A better formula would use smoothed average earnings, as Lord Willetts of the Resolution Foundation has long argued, in the interest of fairness to everybody. He’s right: rigidity leaves no room for common sense. Sunak, under pressure to find cash for the NHS, social care and schools, will never get a better chance to make the reform. He should take it.

Cairn Energy seizes Paris flats in seven-year dispute with India

Exploring for oil can take you to some exciting places but not, usually, the plush 16th arrondissement of Paris.

Cairn Energy’s tale is a complicated tax dispute with the Indian government, the result of the Edinburgh-based company striking it big with an oil concession in Rajasthan many years ago. Cairn has won in the courts at every turn, critically at a Dutch international arbitration tribunal last December, but still hasn’t received the $1.7bn it is owed.

The French angle, first reported by the FT, is one of many legal attempts to seize Indian state assets, in this case properties, by way of enforcement. Air India planes are among other possible targets, which would raise the temperature of this dispute by several degrees.

One response is to say it’s ridiculous for Cairn, a grown-up member of the FTSE 250, to behave like a grubby vulture fund. But what else is it supposed to do? It has exhausted legal avenues and attempts to negotiate a settlement with Narendra Modi’s government have got nowhere. It can’t simply write off a sum greater than its stock market capitalisation.

Seizing €20m-worth of nice Parisian flats barely moves the dial financially, but the resulting headlines have serious nuisance value. Delhi, one assumes, will hate them. The UK government might even take an interest since the dispute, under the 1995 UK-India bilateral investment treaty, is a terrible advert for the newly expanded trade partnership.

There must be a deal to be done to end this seven-year legal battle – and it probably involves a figure substantially less than $1.7bn. In the meantime, though, Cairn is entitled to keep pushing.

Deliveroo delivers better numbers after shambolic IPO

Forget about being London’s unofficial “worst IPO in history”, and just deliver the numbers. That’s been the sensible approach of Deliveroo’s management since the shambolic flotation in March and, up to a point, it has worked. The 390p float price is still distant but 313p, the current level, is a lot better than the low point of 230p.

And here comes a seemingly bullish update: the re-opening of pubs and restaurants hasn’t caused a splutter. Deliveroo now expects “gross transaction value” – what the punters order via the app – to be up by 50%-60% over the whole of 2021, better than forecast.

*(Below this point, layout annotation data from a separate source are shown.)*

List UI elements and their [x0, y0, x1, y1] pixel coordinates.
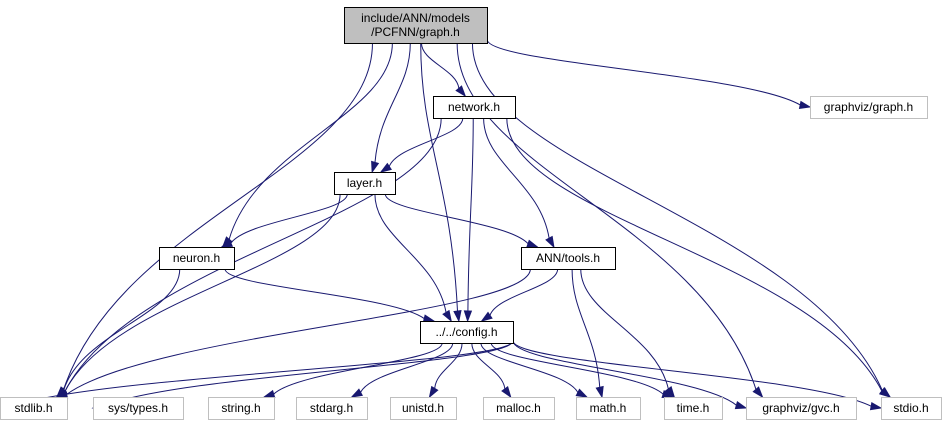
node-label: ../../config.h	[435, 325, 497, 339]
edge-graph_h-to-network_h	[420, 42, 467, 98]
edge-network_h-to-ann_tools_h	[483, 117, 555, 249]
node-label: neuron.h	[173, 251, 220, 265]
node-sys-types-h: sys/types.h	[93, 397, 184, 420]
node-label: stdarg.h	[310, 401, 353, 415]
edge-network_h-to-stdio_h	[506, 117, 892, 398]
node-label: stdio.h	[893, 401, 928, 415]
edge-ann_tools_h-to-math_h	[571, 268, 604, 399]
edge-ann_tools_h-to-time_h	[580, 268, 676, 399]
node-stdlib-h: stdlib.h	[0, 397, 68, 420]
node-unistd-h: unistd.h	[390, 397, 457, 420]
node-label: layer.h	[347, 176, 382, 190]
node-ann-tools-h[interactable]: ANN/tools.h	[521, 247, 616, 270]
node-label: math.h	[590, 401, 627, 415]
node-label: graphviz/gvc.h	[762, 401, 839, 415]
edge-layer_h-to-config_h	[374, 193, 452, 323]
edge-config_h-to-math_h	[480, 342, 589, 398]
node-label: ANN/tools.h	[536, 251, 600, 265]
node-label: time.h	[677, 401, 710, 415]
node-graph-h[interactable]: include/ANN/models/PCFNN/graph.h	[344, 7, 488, 44]
edge-graph_h-to-graphviz_graph_h	[486, 39, 812, 109]
edge-neuron_h-to-stdlib_h	[55, 268, 181, 399]
node-config-h[interactable]: ../../config.h	[420, 321, 514, 344]
edge-network_h-to-config_h	[463, 117, 474, 323]
edge-config_h-to-unistd_h	[428, 342, 463, 399]
node-label: sys/types.h	[108, 401, 168, 415]
node-stdarg-h: stdarg.h	[296, 397, 368, 420]
node-graphviz-graph-h: graphviz/graph.h	[810, 96, 928, 119]
edge-config_h-to-string_h	[262, 342, 443, 398]
edge-config_h-to-malloc_h	[471, 342, 512, 399]
edges	[0, 39, 892, 411]
node-label: unistd.h	[402, 401, 444, 415]
edge-config_h-to-stdio_h	[512, 340, 883, 411]
edge-ann_tools_h-to-config_h	[480, 268, 559, 322]
node-layer-h[interactable]: layer.h	[334, 172, 396, 195]
edge-config_h-to-graphviz_gvc_h	[512, 340, 748, 410]
node-stdio-h: stdio.h	[881, 397, 942, 420]
edge-graph_h-to-config_h	[420, 42, 462, 323]
edge-layer_h-to-neuron_h	[220, 193, 348, 248]
edge-layer_h-to-ann_tools_h	[384, 193, 539, 248]
node-label: /PCFNN/graph.h	[371, 25, 460, 39]
node-math-h: math.h	[576, 397, 641, 420]
node-malloc-h: malloc.h	[483, 397, 555, 420]
edge-config_h-to-time_h	[490, 342, 675, 399]
edge-graph_h-to-graphviz_gvc_h	[456, 42, 764, 399]
node-label: network.h	[448, 100, 500, 114]
edge-neuron_h-to-config_h	[224, 268, 436, 323]
node-label: include/ANN/models	[361, 11, 470, 25]
edge-config_h-to-stdarg_h	[350, 342, 454, 398]
node-graphviz-gvc-h: graphviz/gvc.h	[746, 397, 857, 420]
node-string-h: string.h	[208, 397, 275, 420]
edge-network_h-to-layer_h	[379, 117, 464, 173]
node-label: string.h	[221, 401, 260, 415]
edge-layer_h-to-stdlib_h	[55, 193, 341, 398]
edge-network_h-to-stdlib_h	[55, 117, 442, 398]
node-time-h: time.h	[664, 397, 723, 420]
edge-graph_h-to-layer_h	[371, 42, 411, 174]
node-network-h[interactable]: network.h	[433, 96, 516, 119]
node-label: graphviz/graph.h	[824, 100, 913, 114]
node-label: stdlib.h	[14, 401, 52, 415]
node-neuron-h[interactable]: neuron.h	[159, 247, 235, 270]
node-label: malloc.h	[496, 401, 541, 415]
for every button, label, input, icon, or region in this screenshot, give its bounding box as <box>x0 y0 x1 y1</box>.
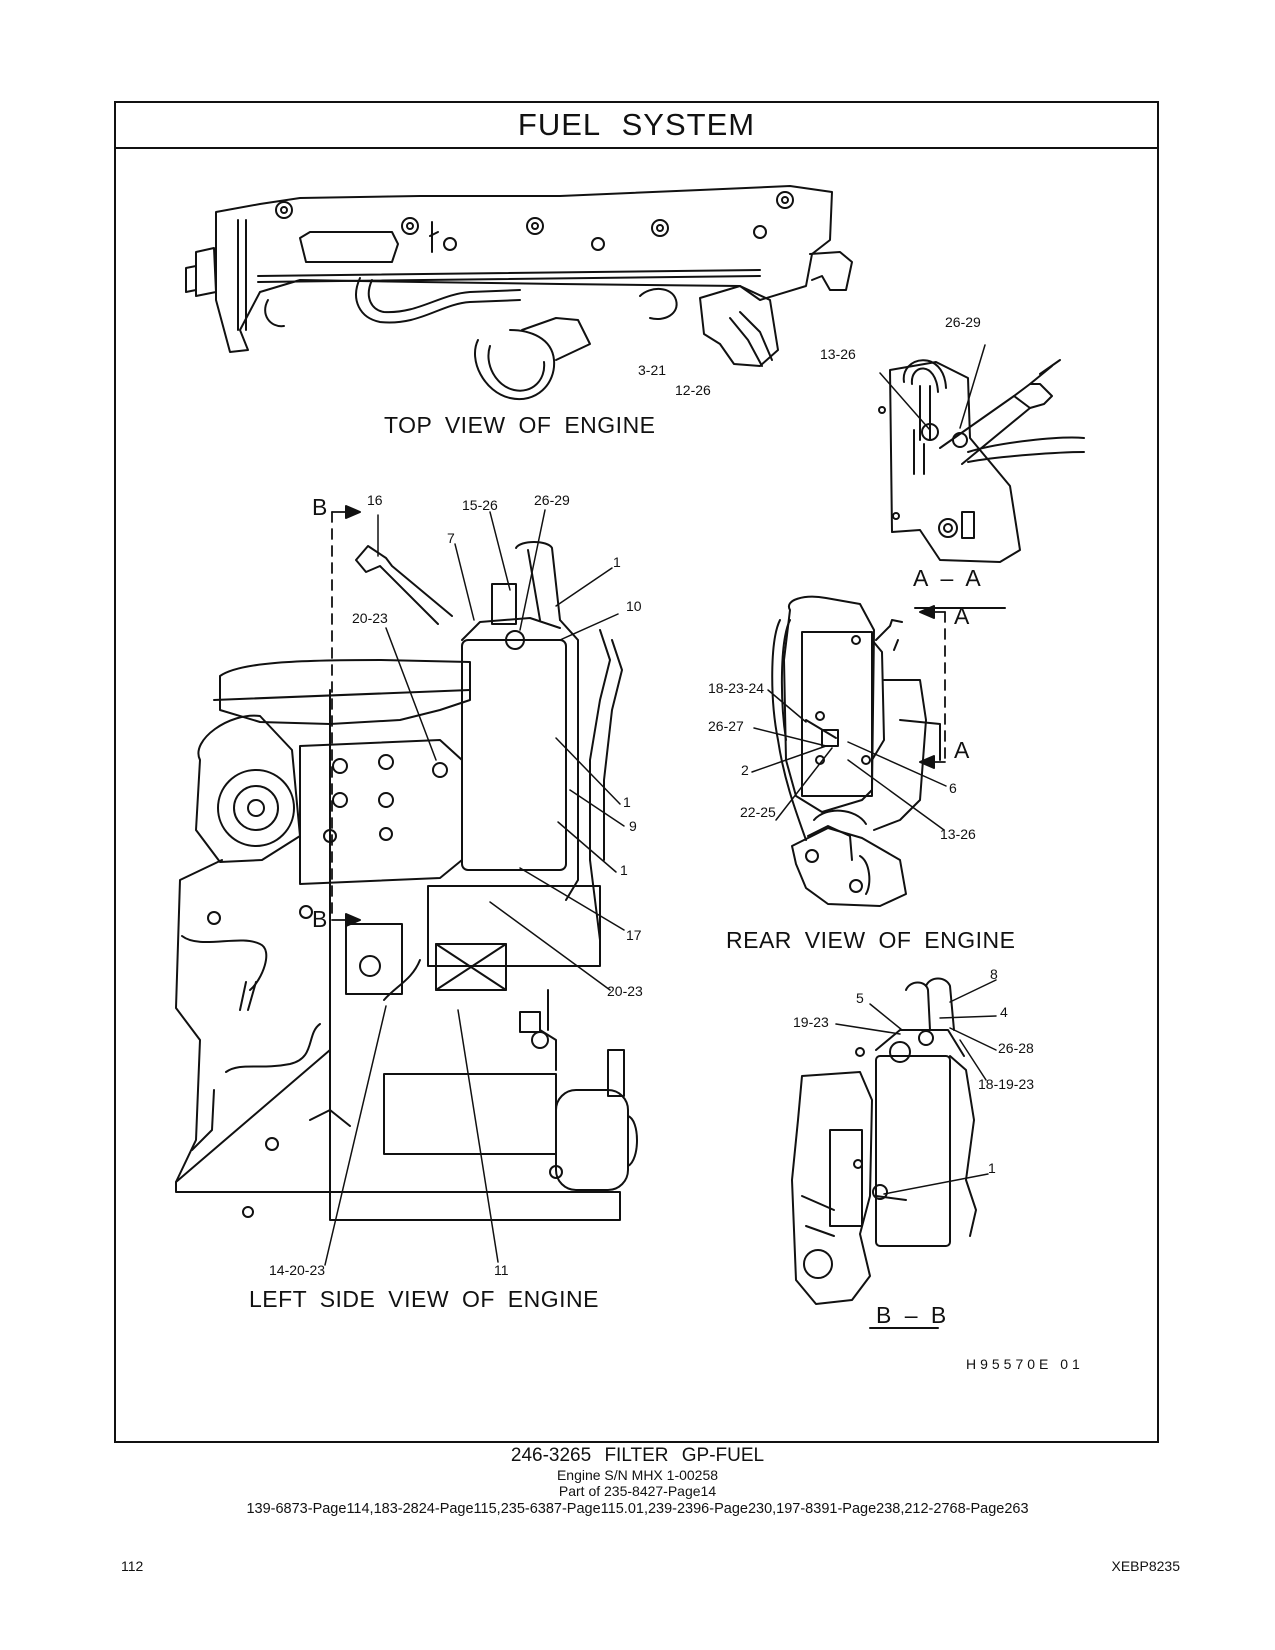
section-aa-title: A – A <box>913 565 982 591</box>
section-b-arrow-bottom <box>345 913 361 927</box>
callout-label: 15-26 <box>462 497 498 513</box>
callout-label: 9 <box>629 818 637 834</box>
leader-aa-13-26 <box>879 372 931 431</box>
section-a-marker-bottom: A <box>954 737 970 763</box>
drawing-frame: FUEL SYSTEM <box>114 101 1159 1443</box>
section-b-arrow-top <box>345 505 361 519</box>
top-view-title: TOP VIEW OF ENGINE <box>384 412 656 438</box>
callout-label: 13-26 <box>820 346 856 362</box>
callout-label: 2 <box>741 762 749 778</box>
engine-serial: Engine S/N MHX 1-00258 <box>556 1467 719 1483</box>
callout-label: 13-26 <box>940 826 976 842</box>
section-a-arrow-bottom <box>919 755 935 769</box>
section-a-arrow-top <box>919 605 935 619</box>
callout-label: 17 <box>626 927 642 943</box>
callout-label: 1 <box>623 794 631 810</box>
callout-label: 3-21 <box>638 362 667 378</box>
callout-label: 18-19-23 <box>978 1076 1035 1092</box>
callout-label: 1 <box>620 862 628 878</box>
section-b-marker-top: B <box>312 494 328 520</box>
callout-label: 7 <box>447 530 455 546</box>
callout-label: 6 <box>949 780 957 796</box>
section-aa-drawing <box>878 359 1085 563</box>
part-title: 246-3265 FILTER GP-FUEL <box>510 1445 765 1466</box>
leader-aa-26-29 <box>959 344 986 429</box>
page-title: FUEL SYSTEM <box>116 103 1157 149</box>
drawing-id: H95570E 01 <box>966 1356 1084 1372</box>
callout-label: 19-23 <box>793 1014 829 1030</box>
top-view-drawing <box>185 185 853 401</box>
part-of-reference: Part of 235-8427-Page14 <box>558 1483 717 1499</box>
callout-label: 5 <box>856 990 864 1006</box>
callout-label: 20-23 <box>352 610 388 626</box>
callout-label: 11 <box>494 1262 509 1278</box>
rear-view-title: REAR VIEW OF ENGINE <box>726 927 1016 953</box>
callout-label: 26-29 <box>945 314 981 330</box>
page-references: 139-6873-Page114,183-2824-Page115,235-63… <box>246 1501 1029 1517</box>
callout-label: 18-23-24 <box>708 680 765 696</box>
callout-label: 22-25 <box>740 804 776 820</box>
callout-label: 16 <box>367 492 383 508</box>
section-bb-title: B – B <box>876 1302 947 1328</box>
callout-label: 26-28 <box>998 1040 1034 1056</box>
callout-label: 26-29 <box>534 492 570 508</box>
callout-label: 1 <box>613 554 621 570</box>
section-a-marker-top: A <box>954 603 970 629</box>
callout-label: 10 <box>626 598 642 614</box>
callout-label: 12-26 <box>675 382 711 398</box>
callout-label: 26-27 <box>708 718 744 734</box>
left-side-view-drawing <box>175 541 638 1221</box>
section-b-marker-bottom: B <box>312 906 328 932</box>
callout-label: 1 <box>988 1160 996 1176</box>
callout-label: 8 <box>990 966 998 982</box>
page-number: 112 <box>121 1558 144 1574</box>
left-side-view-title: LEFT SIDE VIEW OF ENGINE <box>249 1286 599 1312</box>
document-code: XEBP8235 <box>1111 1558 1181 1574</box>
callout-label: 4 <box>1000 1004 1008 1020</box>
callout-label: 14-20-23 <box>269 1262 326 1278</box>
callout-label: 20-23 <box>607 983 643 999</box>
section-bb-drawing <box>791 977 977 1305</box>
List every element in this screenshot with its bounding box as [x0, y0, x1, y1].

Very good, but what’s this? Gross profit margins will be “in the lower half of our previously communicated range”. Therein lies the puzzle: Deliveroo can shift a lot of grub, but it operates in a competitive market and the long-term financial profile is virtually impossible to read. Last year’s underlying loss was £224m and another loss is on the cards this time. The investment case is no clearer yet.